ABSTRACT

This chapter traces the entry, in the 1990s, into the world stage of the ‘Euro-Mediterranean’ as a subject of security in counter-distinction to the ‘Middle East’. Where the latter prioritized insecurities as experienced by the United States and its local allies, the former was designed to address insecurities identified by the European Union. What is more, the former constituted a short-lived attempt to re-cast the ‘Euro-Mediterranean’ as a region and a security community.
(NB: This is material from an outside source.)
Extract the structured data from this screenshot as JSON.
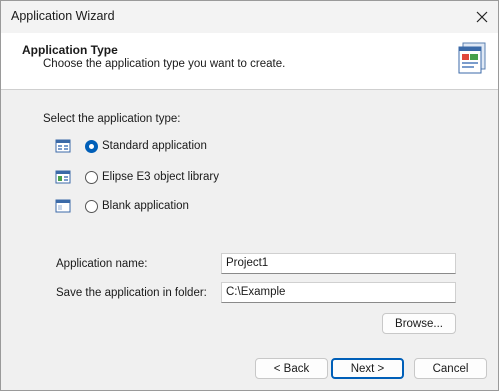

The significance of tracing the emergence and evolution of the spatial constructs such as the ‘Euro-Mediterranean’ and the ‘Middle East’ is not about the so-called ‘artificiality’ of ‘regions’. For all regions are ‘artificial’. Rather, the chapter seeks to highlight insecurities that shape the construction of regions, and practices that have been shaped in line with these spatial constructs. Studying the ‘Mediterranean’, ‘Arab world’ or the ‘Middle East’ is no innocent task. For, as ‘our’ spatial constructs are shaped as part of the attempt to respond to ‘our’ insecurities ‘in here’ while insecuring ‘others’ ‘out there’. Accordingly, defining regions and studying regional security in X or Y ‘region’ is a political act worthy of critical scrutiny.